Yanlışlarla dolu bir süreç yaşandığını söyleyen Talat, DAÜ’nün güzide bir kurum olduğunu ve bu hale getirilmemesi gerektiğini kaydetti.

DAÜ’nün kaynadığını söyleyen 2. Cumhurbaşkanı, bu üniversitedeki gelişmeleri Ortadoğu kazanına benzetti, DAÜ’nün en şaşaalı döneminde bile birçok sorunun yaşandığını, orada sürekli saf değiştirmelerin olduğunu söyledi.

İki yanlıştan bir doğru çıkamayacağını ifade eden Talat, “Senato, VYK münhal ilan etmeden harekete geçerek emrivaki yapmaya kalkıştı. Bu arada da hükümet, gününde müdahale etmedi ama senatoya inat bir tutum sergilemeyi tercih etti” diye konuştu.

RUM SPORCULAR

Bazı Rum sporcuların Türk kulüplerinde oynaması karşısında Rum tarafından tepkiler geldiğinin hatırlatılması üzerine Talat, bu tepkilerin küçük bir fanatik grup tarafından yapılabileceğini, ancak böyle olsa bile yine aklı başında Rumların buna ciddi bir tepki göstermeleri gerektiğini ifade etti.

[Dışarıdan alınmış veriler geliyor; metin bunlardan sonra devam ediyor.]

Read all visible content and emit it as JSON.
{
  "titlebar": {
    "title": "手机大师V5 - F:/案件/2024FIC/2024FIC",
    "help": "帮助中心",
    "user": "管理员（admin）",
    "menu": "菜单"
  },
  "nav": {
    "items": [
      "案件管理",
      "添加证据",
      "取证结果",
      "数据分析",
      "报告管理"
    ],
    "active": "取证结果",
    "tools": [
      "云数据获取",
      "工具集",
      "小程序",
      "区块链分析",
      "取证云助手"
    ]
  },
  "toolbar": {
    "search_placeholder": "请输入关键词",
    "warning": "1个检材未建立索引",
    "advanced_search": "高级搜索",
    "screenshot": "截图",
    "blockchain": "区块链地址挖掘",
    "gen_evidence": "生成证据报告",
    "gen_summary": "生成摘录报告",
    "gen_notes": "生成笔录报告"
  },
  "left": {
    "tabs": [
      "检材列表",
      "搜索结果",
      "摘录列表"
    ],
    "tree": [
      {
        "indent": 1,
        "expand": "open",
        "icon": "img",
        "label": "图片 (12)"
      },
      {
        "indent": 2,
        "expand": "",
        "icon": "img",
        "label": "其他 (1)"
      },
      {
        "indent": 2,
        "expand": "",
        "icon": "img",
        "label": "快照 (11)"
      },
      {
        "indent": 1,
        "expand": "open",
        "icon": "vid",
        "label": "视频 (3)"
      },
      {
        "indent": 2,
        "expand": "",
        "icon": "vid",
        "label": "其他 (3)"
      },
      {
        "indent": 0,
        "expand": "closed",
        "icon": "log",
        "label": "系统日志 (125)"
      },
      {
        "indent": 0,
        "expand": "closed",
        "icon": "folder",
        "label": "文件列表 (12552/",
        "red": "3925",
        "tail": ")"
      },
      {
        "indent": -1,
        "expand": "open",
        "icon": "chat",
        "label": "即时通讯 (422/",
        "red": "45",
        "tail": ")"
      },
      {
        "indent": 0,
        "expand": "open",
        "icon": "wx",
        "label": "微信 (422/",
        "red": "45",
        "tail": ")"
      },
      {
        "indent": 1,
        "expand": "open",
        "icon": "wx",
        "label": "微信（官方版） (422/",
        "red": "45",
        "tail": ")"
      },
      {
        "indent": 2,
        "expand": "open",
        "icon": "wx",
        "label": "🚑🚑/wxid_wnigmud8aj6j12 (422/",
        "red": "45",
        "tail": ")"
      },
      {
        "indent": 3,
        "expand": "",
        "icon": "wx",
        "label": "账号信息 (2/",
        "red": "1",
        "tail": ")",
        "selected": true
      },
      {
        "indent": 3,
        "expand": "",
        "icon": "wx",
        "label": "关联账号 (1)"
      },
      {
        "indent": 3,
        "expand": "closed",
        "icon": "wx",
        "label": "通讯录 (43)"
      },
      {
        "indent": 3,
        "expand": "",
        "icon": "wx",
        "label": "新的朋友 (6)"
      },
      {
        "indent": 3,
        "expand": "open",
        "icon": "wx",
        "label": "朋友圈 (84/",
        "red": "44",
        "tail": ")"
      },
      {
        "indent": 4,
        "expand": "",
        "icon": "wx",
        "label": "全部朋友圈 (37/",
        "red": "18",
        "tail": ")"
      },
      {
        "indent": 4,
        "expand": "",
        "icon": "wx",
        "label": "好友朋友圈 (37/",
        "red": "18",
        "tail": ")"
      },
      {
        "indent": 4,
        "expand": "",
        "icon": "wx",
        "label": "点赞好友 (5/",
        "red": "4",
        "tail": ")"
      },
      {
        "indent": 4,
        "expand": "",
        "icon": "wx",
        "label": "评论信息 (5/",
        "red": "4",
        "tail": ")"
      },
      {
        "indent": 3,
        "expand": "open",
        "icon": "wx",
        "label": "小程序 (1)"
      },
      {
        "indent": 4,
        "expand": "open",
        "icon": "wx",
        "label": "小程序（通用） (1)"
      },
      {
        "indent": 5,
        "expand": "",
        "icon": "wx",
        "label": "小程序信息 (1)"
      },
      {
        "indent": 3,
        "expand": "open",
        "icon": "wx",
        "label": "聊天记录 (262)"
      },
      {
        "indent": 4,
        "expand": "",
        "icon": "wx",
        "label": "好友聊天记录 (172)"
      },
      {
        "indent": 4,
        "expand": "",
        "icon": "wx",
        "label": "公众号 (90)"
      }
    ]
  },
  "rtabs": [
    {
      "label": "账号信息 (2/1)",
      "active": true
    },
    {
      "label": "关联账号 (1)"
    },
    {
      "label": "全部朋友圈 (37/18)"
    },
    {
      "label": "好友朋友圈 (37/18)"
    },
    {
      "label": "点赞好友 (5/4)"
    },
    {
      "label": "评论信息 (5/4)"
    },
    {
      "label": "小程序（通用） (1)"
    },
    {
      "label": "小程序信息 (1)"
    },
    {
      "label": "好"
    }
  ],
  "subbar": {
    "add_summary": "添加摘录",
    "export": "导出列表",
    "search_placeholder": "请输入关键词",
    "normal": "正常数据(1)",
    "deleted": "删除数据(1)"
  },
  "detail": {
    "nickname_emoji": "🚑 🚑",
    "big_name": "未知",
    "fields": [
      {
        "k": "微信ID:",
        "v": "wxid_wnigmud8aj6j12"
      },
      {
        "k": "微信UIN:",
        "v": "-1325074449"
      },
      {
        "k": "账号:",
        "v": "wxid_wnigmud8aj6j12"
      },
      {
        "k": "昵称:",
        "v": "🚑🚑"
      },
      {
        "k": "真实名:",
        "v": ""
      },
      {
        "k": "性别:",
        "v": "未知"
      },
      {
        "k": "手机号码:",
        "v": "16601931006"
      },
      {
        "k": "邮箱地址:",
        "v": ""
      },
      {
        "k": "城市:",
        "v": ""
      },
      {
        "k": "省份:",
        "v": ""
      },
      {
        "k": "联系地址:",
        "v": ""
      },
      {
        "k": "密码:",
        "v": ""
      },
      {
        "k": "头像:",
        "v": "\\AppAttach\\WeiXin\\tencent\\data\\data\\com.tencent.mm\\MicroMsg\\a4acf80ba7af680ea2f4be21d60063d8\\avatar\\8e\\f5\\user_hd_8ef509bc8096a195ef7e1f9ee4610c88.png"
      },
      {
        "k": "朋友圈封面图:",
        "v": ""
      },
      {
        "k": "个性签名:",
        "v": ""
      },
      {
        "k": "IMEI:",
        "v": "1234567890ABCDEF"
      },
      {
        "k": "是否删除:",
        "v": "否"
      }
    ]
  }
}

İki toplumu birbirine düşürme potansiyeli olan fanatik hareketlerde gerekenin yapılmasının şart olduğunu belirten 2. Cumhurbaşkanı Talat, ancak bu olayların ne kadar büyük olduğunu bilemediğini söyledi. Bütün bunlara rağmen konunun FIFA’lık bir durum değil, yönetimin bir konusu olduğunu kaydeden Talat, devletin tedbir alması gerekliliği üzerinde durdu.

ORTADOĞU

Ortadoğu olayları ile ilgili değerlendirmede de bulunan Talat, Türkiye’nin barış sürecini başarmak için yola çıktığını, ancak gelişen son olaylarla birçok sorunun ortaya çıktığını, her an her şeyin değiştiğini, bu çerçevede Türkiye’nin işinin zorlaştığını belirtti.